This vegan paella recipe is a delicious twist on the classic Spanish dish. Made with a flavorful blend of vegetables, spices, and plant-based protein, it's a satisfying and hearty meal. The combination of saffron-infused rice, tender vegetables, and savory spices creates a dish that is bursting with flavor and color. Whether you're a vegan or simply looking to incorporate more plant-based meals into your diet, this vegan paella is sure to impress!
Ingredients
- 2 tablespoons olive oil
- 1 onion, diced
- 3 cloves garlic, minced
- 1 red bell pepper, sliced
- 1 yellow bell pepper, sliced
- 1 orange bell pepper, sliced
- 1 cup chopped tomatoes
- 1 cup frozen peas
- 1 cup artichoke hearts, quartered
- 1 teaspoon smoked paprika
- 1 teaspoon turmeric
- 1 teaspoon dried oregano
- 1/2 teaspoon saffron threads, soaked in 1/4 cup warm water
- 2 cups vegetable broth
- 2 cups short-grain rice
- 1 cup vegan chorizo, sliced
- Salt and pepper to taste
- Fresh parsley for garnish
Directions
- In a large paella pan or skillet, heat the olive oil over medium heat.
- Add the diced onion and minced garlic to the pan and sauté until they become translucent.

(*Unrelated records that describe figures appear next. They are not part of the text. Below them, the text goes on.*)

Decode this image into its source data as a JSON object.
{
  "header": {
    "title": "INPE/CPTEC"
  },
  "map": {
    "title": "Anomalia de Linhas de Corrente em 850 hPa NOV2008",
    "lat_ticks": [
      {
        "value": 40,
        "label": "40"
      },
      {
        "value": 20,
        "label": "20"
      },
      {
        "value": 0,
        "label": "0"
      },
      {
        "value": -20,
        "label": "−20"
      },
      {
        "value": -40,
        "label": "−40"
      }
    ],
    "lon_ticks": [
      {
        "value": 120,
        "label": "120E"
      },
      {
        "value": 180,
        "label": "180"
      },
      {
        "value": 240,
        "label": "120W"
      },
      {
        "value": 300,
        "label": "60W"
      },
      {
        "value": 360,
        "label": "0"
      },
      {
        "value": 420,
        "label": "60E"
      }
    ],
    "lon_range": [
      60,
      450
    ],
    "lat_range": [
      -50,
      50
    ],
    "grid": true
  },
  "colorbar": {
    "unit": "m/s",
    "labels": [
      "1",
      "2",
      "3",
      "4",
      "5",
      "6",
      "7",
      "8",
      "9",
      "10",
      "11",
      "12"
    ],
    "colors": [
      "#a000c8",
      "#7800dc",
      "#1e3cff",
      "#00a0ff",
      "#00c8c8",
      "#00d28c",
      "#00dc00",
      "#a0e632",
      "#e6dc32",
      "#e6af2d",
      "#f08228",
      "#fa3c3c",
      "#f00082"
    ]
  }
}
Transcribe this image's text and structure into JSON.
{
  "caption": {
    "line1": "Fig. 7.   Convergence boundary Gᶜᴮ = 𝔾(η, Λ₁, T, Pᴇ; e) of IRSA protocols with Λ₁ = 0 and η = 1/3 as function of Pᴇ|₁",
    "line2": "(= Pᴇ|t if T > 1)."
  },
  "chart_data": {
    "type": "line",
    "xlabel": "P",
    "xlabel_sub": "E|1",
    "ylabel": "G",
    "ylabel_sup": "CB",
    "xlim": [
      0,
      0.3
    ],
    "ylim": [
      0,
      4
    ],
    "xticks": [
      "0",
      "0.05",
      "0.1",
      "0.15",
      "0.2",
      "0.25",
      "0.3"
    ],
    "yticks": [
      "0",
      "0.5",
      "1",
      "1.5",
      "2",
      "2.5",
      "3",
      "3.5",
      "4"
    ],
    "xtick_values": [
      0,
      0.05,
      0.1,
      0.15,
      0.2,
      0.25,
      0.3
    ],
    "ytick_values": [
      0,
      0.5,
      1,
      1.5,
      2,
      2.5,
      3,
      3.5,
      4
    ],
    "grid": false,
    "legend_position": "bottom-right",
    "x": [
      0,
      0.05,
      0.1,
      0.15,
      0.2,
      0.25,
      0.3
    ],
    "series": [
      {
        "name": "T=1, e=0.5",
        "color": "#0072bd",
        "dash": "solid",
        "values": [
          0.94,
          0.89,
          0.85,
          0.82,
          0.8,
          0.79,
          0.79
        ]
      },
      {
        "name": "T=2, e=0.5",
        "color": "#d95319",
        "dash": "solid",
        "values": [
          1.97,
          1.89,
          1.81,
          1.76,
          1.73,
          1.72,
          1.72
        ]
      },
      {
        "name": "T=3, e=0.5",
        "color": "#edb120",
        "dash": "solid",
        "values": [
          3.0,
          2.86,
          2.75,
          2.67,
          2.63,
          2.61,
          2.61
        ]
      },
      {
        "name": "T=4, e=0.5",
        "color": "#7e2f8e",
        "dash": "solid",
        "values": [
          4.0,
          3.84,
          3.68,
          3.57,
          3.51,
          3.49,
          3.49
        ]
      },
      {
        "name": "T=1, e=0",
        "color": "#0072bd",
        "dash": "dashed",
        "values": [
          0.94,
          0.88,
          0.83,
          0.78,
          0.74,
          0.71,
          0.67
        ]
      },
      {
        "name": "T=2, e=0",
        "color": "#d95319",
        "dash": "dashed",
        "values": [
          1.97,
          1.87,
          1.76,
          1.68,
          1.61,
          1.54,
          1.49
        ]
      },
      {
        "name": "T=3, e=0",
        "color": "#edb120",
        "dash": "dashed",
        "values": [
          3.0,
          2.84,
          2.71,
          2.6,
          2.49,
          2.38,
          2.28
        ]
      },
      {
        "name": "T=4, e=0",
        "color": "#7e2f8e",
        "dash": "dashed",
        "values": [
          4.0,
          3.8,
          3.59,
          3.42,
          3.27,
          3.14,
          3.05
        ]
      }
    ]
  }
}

- Stir in the sliced bell peppers and continue cooking for another 5 minutes, until they start to soften.
- Add the chopped tomatoes, frozen peas, artichoke hearts, smoked paprika, turmeric, dried oregano, and soaked saffron threads with water to the pan.

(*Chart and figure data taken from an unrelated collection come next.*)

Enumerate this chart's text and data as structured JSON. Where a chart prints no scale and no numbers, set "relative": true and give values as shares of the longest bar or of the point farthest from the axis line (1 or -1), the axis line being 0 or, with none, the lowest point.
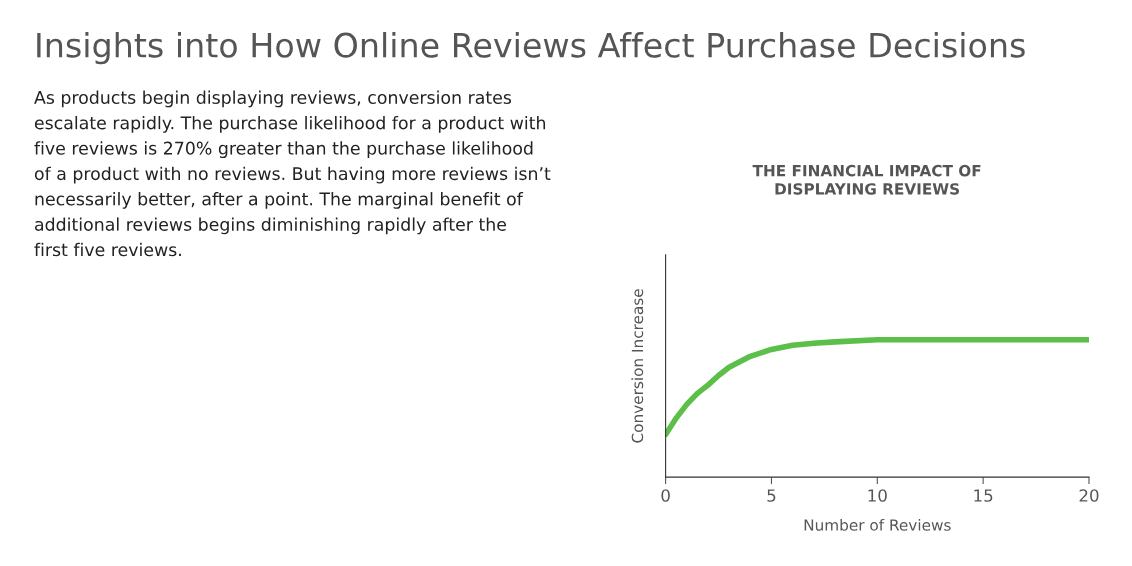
{
  "chart_data": {
    "type": "line",
    "title": "Insights into How Online Reviews Affect Purchase Decisions",
    "subtitle": "THE FINANCIAL IMPACT OF\nDISPLAYING REVIEWS",
    "annotations": [
      "As products begin displaying reviews, conversion rates\nescalate rapidly. The purchase likelihood for a product with\nfive reviews is 270% greater than the purchase likelihood\nof a product with no reviews. But having more reviews isn’t\nnecessarily better, after a point. The marginal benefit of\nadditional reviews begins diminishing rapidly after the\nfirst five reviews."
    ],
    "xlabel": "Number of Reviews",
    "ylabel": "Conversion Increase",
    "relative": true,
    "x": [
      0,
      0.5,
      1,
      1.5,
      2,
      2.5,
      3,
      3.5,
      4,
      5,
      6,
      7,
      8,
      10,
      12,
      15,
      20
    ],
    "series": [
      {
        "color": "#5bbf4a",
        "values": [
          0.31,
          0.43,
          0.53,
          0.61,
          0.67,
          0.74,
          0.8,
          0.84,
          0.88,
          0.93,
          0.96,
          0.975,
          0.985,
          1,
          1,
          1,
          1
        ]
      }
    ],
    "xlim": [
      0,
      20
    ],
    "xticks": [
      0,
      5,
      10,
      15,
      20
    ],
    "grid": false,
    "marker": "none",
    "line_style": "solid"
  }
}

- Cook for another 2 minutes to allow the flavors to meld together.
- Pour in the vegetable broth and bring it to a boil.
- Add the short-grain rice and vegan chorizo to the pan, ensuring that they are evenly distributed.
- Reduce the heat to low and cover the pan with a tight-fitting lid.
- Allow the paella to simmer for 30-40 minutes, or until the rice is cooked and the liquid has been absorbed.
- Once the paella is ready, remove it from heat and let it sit covered for 5 minutes to allow the flavors to develop further.
- Season with salt and pepper to taste and garnish with fresh parsley before serving.